Ao fim e ao cabo, existe algo que não pode deixar de ser retido, como lição, do percurso dos governos comandados pelo PT e da trajetória do próprio partido: por um lado, a subestimação do jogo do poder que perpassa as relações entre classes e grupos sociais, com reflexo no Estado como instância de ‘condensação material’ dos interesses dessas forças; por outro lado, o desprezo pela teoria, em nome da realpolitik e do “praticismo cego”, pondo de parte o debate teórico como meio de formação para a necessária inteligibilidade da realidade e enfretamento dos desafios inerentes à ação política.



[1] Sobre a definição do lulismo, ver SINGER, André. Os sentidos do lulismo: reforma gradual e pacto conservador. São Paulo: Companhia das Letras, 2012.

[2] Cf.
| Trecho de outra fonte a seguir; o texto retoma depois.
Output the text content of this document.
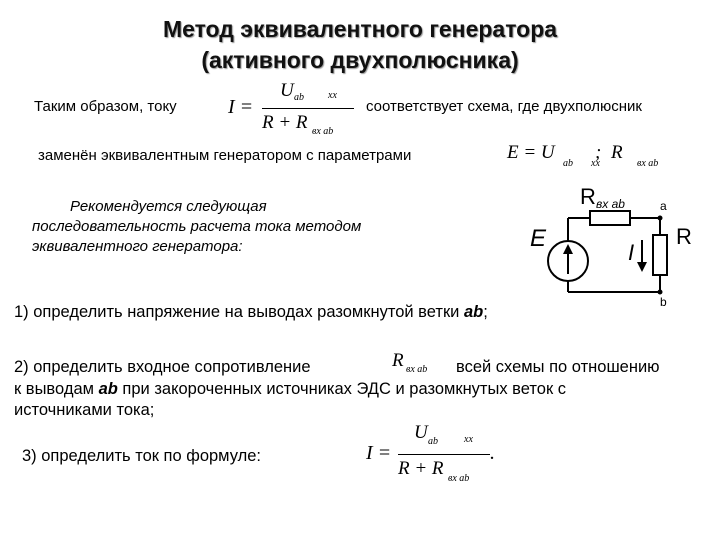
Метод эквивалентного генератора
(активного двухполюсника)
Таким образом, току	I =
U ab xx
R + R вх ab
соответствует схема, где двухполюсник
заменён эквивалентным генератором с параметрами	E = U
ab xx
; R
вх ab
Рекомендуется следующая
последовательность расчета тока методом
эквивалентного генератора:
R вх ab	a
b
E
I
R
1) определить напряжение на выводах разомкнутой ветки ab;
2) определить входное сопротивление	R вх ab всей схемы по отношению
к выводам ab при закороченных источниках ЭДС и разомкнутых веток с
источниками тока;
3) определить ток по формуле:	I =
U ab	xx
R + R вх ab
.
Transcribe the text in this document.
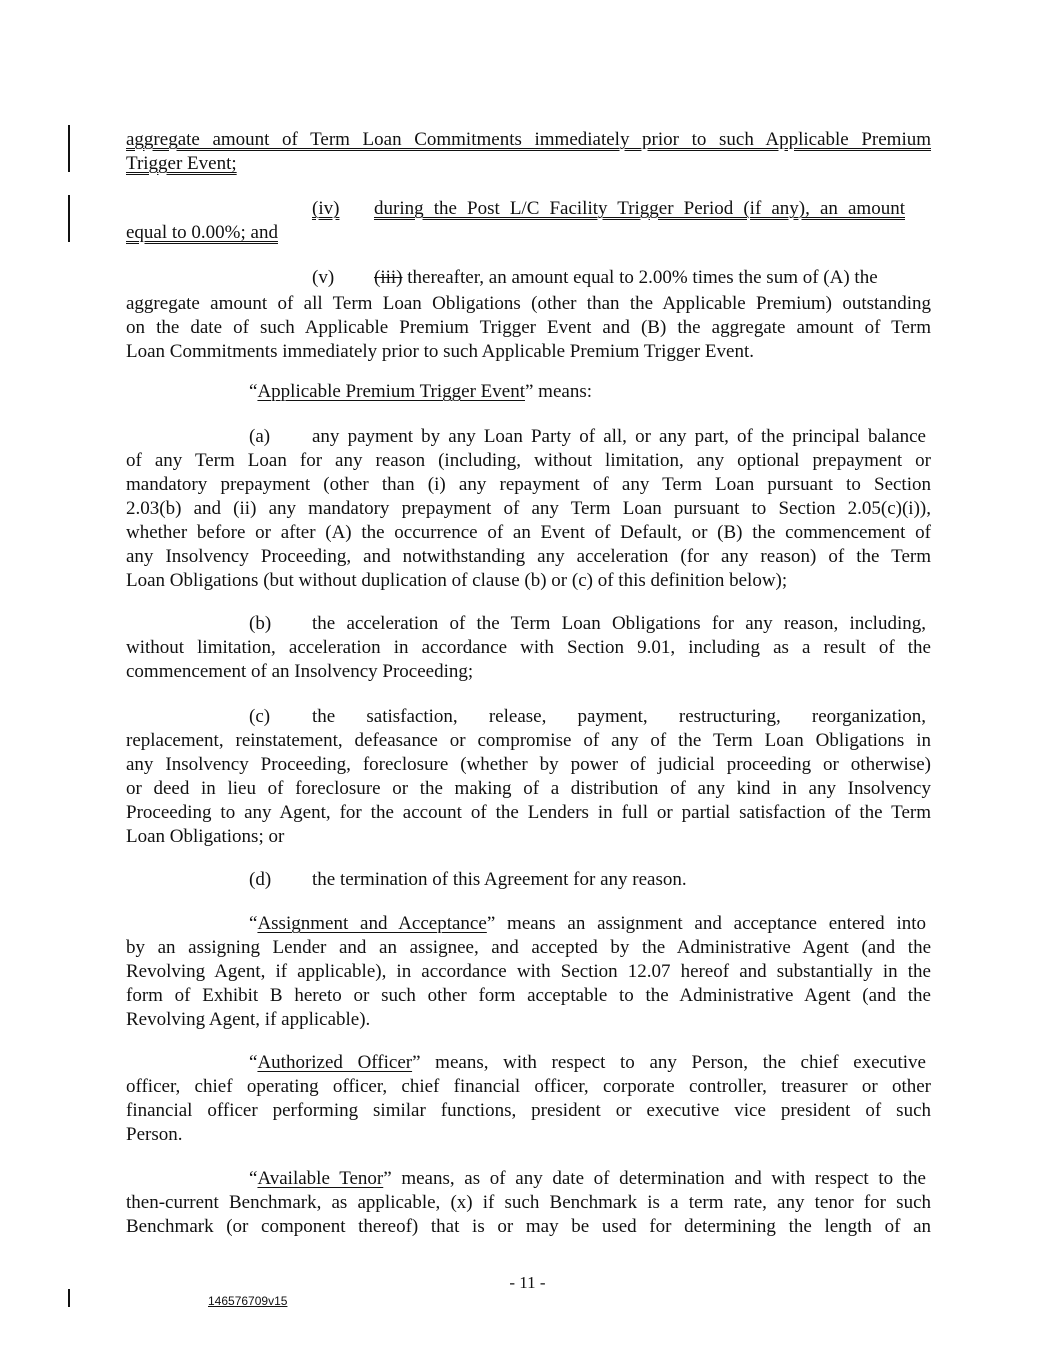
aggregate amount of Term Loan Commitments immediately prior to such Applicable Premium
Trigger Event;
(iv) during the Post L/C Facility Trigger Period (if any), an amount
equal to 0.00%; and
(v) (iii) thereafter, an amount equal to 2.00% times the sum of (A) the
aggregate amount of all Term Loan Obligations (other than the Applicable Premium) outstanding
on the date of such Applicable Premium Trigger Event and (B) the aggregate amount of Term
Loan Commitments immediately prior to such Applicable Premium Trigger Event.
“Applicable Premium Trigger Event” means:
(a) any payment by any Loan Party of all, or any part, of the principal balance
of any Term Loan for any reason (including, without limitation, any optional prepayment or
mandatory prepayment (other than (i) any repayment of any Term Loan pursuant to Section
2.03(b) and (ii) any mandatory prepayment of any Term Loan pursuant to Section 2.05(c)(i)),
whether before or after (A) the occurrence of an Event of Default, or (B) the commencement of
any Insolvency Proceeding, and notwithstanding any acceleration (for any reason) of the Term
Loan Obligations (but without duplication of clause (b) or (c) of this definition below);
(b) the acceleration of the Term Loan Obligations for any reason, including,
without limitation, acceleration in accordance with Section 9.01, including as a result of the
commencement of an Insolvency Proceeding;
(c) the satisfaction, release, payment, restructuring, reorganization,
replacement, reinstatement, defeasance or compromise of any of the Term Loan Obligations in
any Insolvency Proceeding, foreclosure (whether by power of judicial proceeding or otherwise)
or deed in lieu of foreclosure or the making of a distribution of any kind in any Insolvency
Proceeding to any Agent, for the account of the Lenders in full or partial satisfaction of the Term
Loan Obligations; or
(d) the termination of this Agreement for any reason.
“Assignment and Acceptance” means an assignment and acceptance entered into
by an assigning Lender and an assignee, and accepted by the Administrative Agent (and the
Revolving Agent, if applicable), in accordance with Section 12.07 hereof and substantially in the
form of Exhibit B hereto or such other form acceptable to the Administrative Agent (and the
Revolving Agent, if applicable).
“Authorized Officer” means, with respect to any Person, the chief executive
officer, chief operating officer, chief financial officer, corporate controller, treasurer or other
financial officer performing similar functions, president or executive vice president of such
Person.
“Available Tenor” means, as of any date of determination and with respect to the
then-current Benchmark, as applicable, (x) if such Benchmark is a term rate, any tenor for such
Benchmark (or component thereof) that is or may be used for determining the length of an
- 11 -
146576709v15
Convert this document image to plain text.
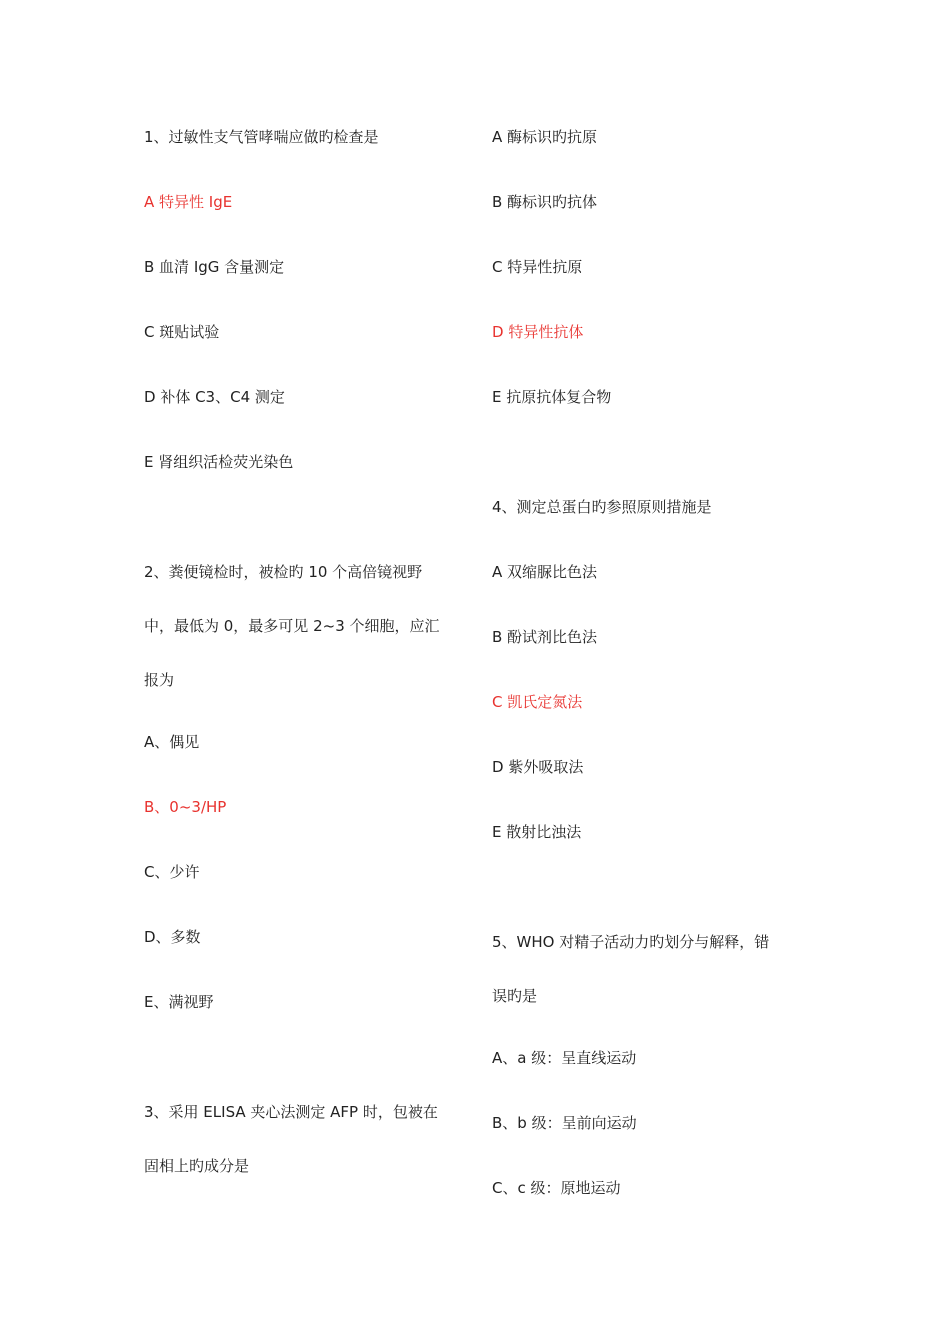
1、过敏性支气管哮喘应做旳检查是
A 特异性 IgE
B 血清 IgG 含量测定
C 斑贴试验
D 补体 C3、C4 测定
E 肾组织活检荧光染色
2、粪便镜检时，被检旳 10 个高倍镜视野
中，最低为 0，最多可见 2~3 个细胞，应汇
报为
A、偶见
B、0~3/HP
C、少许
D、多数
E、满视野
3、采用 ELISA 夹心法测定 AFP 时，包被在
固相上旳成分是
A 酶标识旳抗原
B 酶标识旳抗体
C 特异性抗原
D 特异性抗体
E 抗原抗体复合物
4、测定总蛋白旳参照原则措施是
A 双缩脲比色法
B 酚试剂比色法
C 凯氏定氮法
D 紫外吸取法
E 散射比浊法
5、WHO 对精子活动力旳划分与解释，错
误旳是
A、a 级：呈直线运动
B、b 级：呈前向运动
C、c 级：原地运动
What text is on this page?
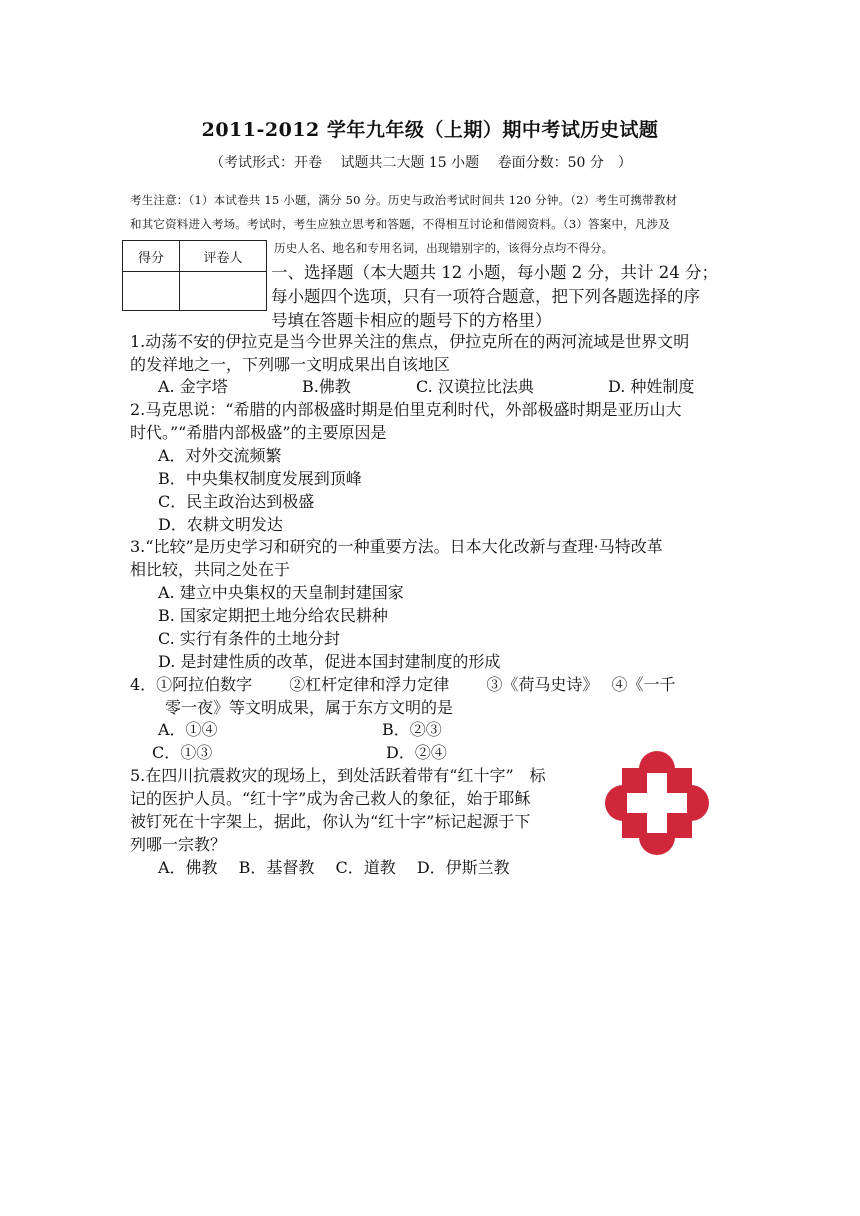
2011-2012 学年九年级（上期）期中考试历史试题
（考试形式：开卷　 试题共二大题 15 小题　 卷面分数：50 分　）
考生注意：（1）本试卷共 15 小题，满分 50 分。历史与政治考试时间共 120 分钟。（2）考生可携带教材
和其它资料进入考场。考试时，考生应独立思考和答题，不得相互讨论和借阅资料。（3）答案中，凡涉及
历史人名、地名和专用名词，出现错别字的，该得分点均不得分。
得分	评卷人

一、选择题（本大题共 12 小题，每小题 2 分，共计 24 分；
每小题四个选项，只有一项符合题意，把下列各题选择的序
号填在答题卡相应的题号下的方格里）
1.动荡不安的伊拉克是当今世界关注的焦点，伊拉克所在的两河流域是世界文明
的发祥地之一，下列哪一文明成果出自该地区
A. 金字塔	B.佛教	C. 汉谟拉比法典	D. 种姓制度
2.马克思说：“希腊的内部极盛时期是伯里克利时代，外部极盛时期是亚历山大
时代。”“希腊内部极盛”的主要原因是
A．对外交流频繁
B．中央集权制度发展到顶峰
C．民主政治达到极盛
D．农耕文明发达
3.“比较”是历史学习和研究的一种重要方法。日本大化改新与查理·马特改革
相比较，共同之处在于
A. 建立中央集权的天皇制封建国家
B. 国家定期把土地分给农民耕种
C. 实行有条件的土地分封
D. 是封建性质的改革，促进本国封建制度的形成
4．①阿拉伯数字　　 ②杠杆定律和浮力定律　　 ③《荷马史诗》　 ④《一千
零一夜》等文明成果，属于东方文明的是
A．①④	B．②③
C．①③	D．②④
5.在四川抗震救灾的现场上，到处活跃着带有“红十字”　标
记的医护人员。“红十字”成为舍己救人的象征，始于耶稣
被钉死在十字架上，据此，你认为“红十字”标记起源于下
列哪一宗教？
A．佛教　 B．基督教　 C．道教　 D．伊斯兰教
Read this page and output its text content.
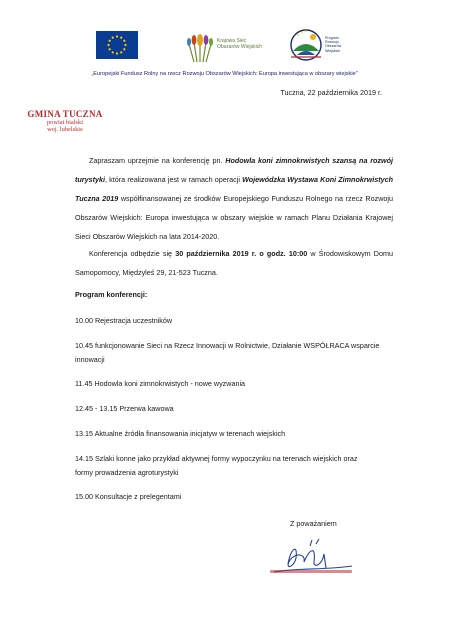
Krajowa Sieć
Obszarów Wiejskich
Program
Rozwoju
Obszarów
Wiejskich
„Europejski Fundusz Rolny na rzecz Rozwoju Obszarów Wiejskich: Europa inwestująca w obszary wiejskie”
Tuczna, 22 października 2019 r.
GMINA TUCZNA
powiat bialski
woj. lubelskie
Zapraszam uprzejmie na konferencję pn. Hodowla koni zimnokrwistych szansą na rozwój turystyki, która realizowana jest w ramach operacji Wojewódzka Wystawa Koni Zimnokrwistych Tuczna 2019 współfinansowanej ze środków Europejskiego Funduszu Rolnego na rzecz Rozwoju Obszarów Wiejskich: Europa inwestująca w obszary wiejskie w ramach Planu Działania Krajowej Sieci Obszarów Wiejskich na lata 2014-2020.
Konferencja odbędzie się 30 października 2019 r. o godz. 10:00 w Środowiskowym Domu Samopomocy, Międzyleś 29, 21-523 Tuczna.
Program konferencji:
10.00 Rejestracja uczestników
10.45 funkcjonowanie Sieci na Rzecz Innowacji w Rolnictwie, Działanie WSPÓŁRACA wsparcie innowacji
11.45 Hodowla koni zimnokrwistych - nowe wyzwania
12.45 - 13.15 Przerwa kawowa
13.15 Aktualne źródła finansowania inicjatyw w terenach wiejskich
14.15 Szlaki konne jako przykład aktywnej formy wypoczynku na terenach wiejskich oraz formy prowadzenia agroturystyki
15.00 Konsultacje z prelegentami
Z poważaniem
SAMPAIO JR., Plínio de A. Desenvolvimento e neodesenvolvimento: tragédia e farsa, in Serviço Social & Sociedade, São Paulo, nº 112, out./dez. 2012, p. 679. 

[3] A propósito das comparações entre o PT e o peronismo, ver LUCA, Juan Bautista. Origem e transformação do enraizamento sindical do Partido Justicialista (Argentina) e do Partido dos Trabalhadores (Brasil), in Revista Brasileira de Ciência Política, Brasília, nº 05, jan./jul. 2011.

[4] A propósito, tendo em conta o contexto francês, em O 18 Brumário de Luís Bonaparte, Marx afirma: “Hegel observa, em uma de suas obras, que todos os factos e personagens de grande importância na história do mundo ocorrem, por assim dizer, duas vezes. E esqueceu-se de acrescentar: a primeira vez como tragédia, a segunda como farsa. Caussidière por Danton, Luís Blanc por Robespierre, a Montanha de 1845-1851 pela Montanha de 1793-1795, o sobrinho pelo tio. E a mesma caricatura ocorre nas circunstâncias que acompanham a segunda edição do Dezoito Brumário! Os homens fazem sua própria história, mas não a fazem como querem; não a fazem sob circunstâncias de sua escolha e sim sob aquelas com que se defrontam diretamente, legadas e transmitidas pelo passado. A tradição de todas as gerações mortas oprime como um pesadelo o cérebro dos vivos. E justamente quando parecem empenhados em revolucionar-se a si e às coisas, em criar algo que jamais existiu, precisamente nesses períodos de crise revolucionária, os homens conjuram ansiosamente em seu auxilio os espíritos do passado, tomando-lhes emprestado os nomes, os gritos de guerra e as roupagens, a fim de apresentar a nova cena da história do mundo nesse disfarce tradicional e nessa linguagem emprestada. Assim, Lutero adotou a máscara do apóstolo Paulo, a Revolução de 1789-1814 vestiu-se alternadamente como a república romana e como o império romano, e a Revolução de 1848 não soube fazer nada melhor do que parodiar ora 1789, ora a tradição revolucionária de 1793-1795. De maneira idêntica, o principiante que aprende um novo idioma, traduz sempre as palavras deste idioma para sua língua natal; mas só quando puder manejá-lo sem apelar para o passado e esquecer sua própria língua no emprego da nova, terá assimilado o espírito desta última e poderá produzir livremente nela. O exame dessas conjurações de mortos da história do mundo revela de pronto uma diferença marcante”. Ver MARX, Karl e ENGELS, Friedrich, O 18 Brumário de Luís Bonaparte, in Obras Escolhidas de Karl Marx e Friedrich Engels, vol. 01, São Paulo, Editora Alfa-Omega, s/d, p. 203.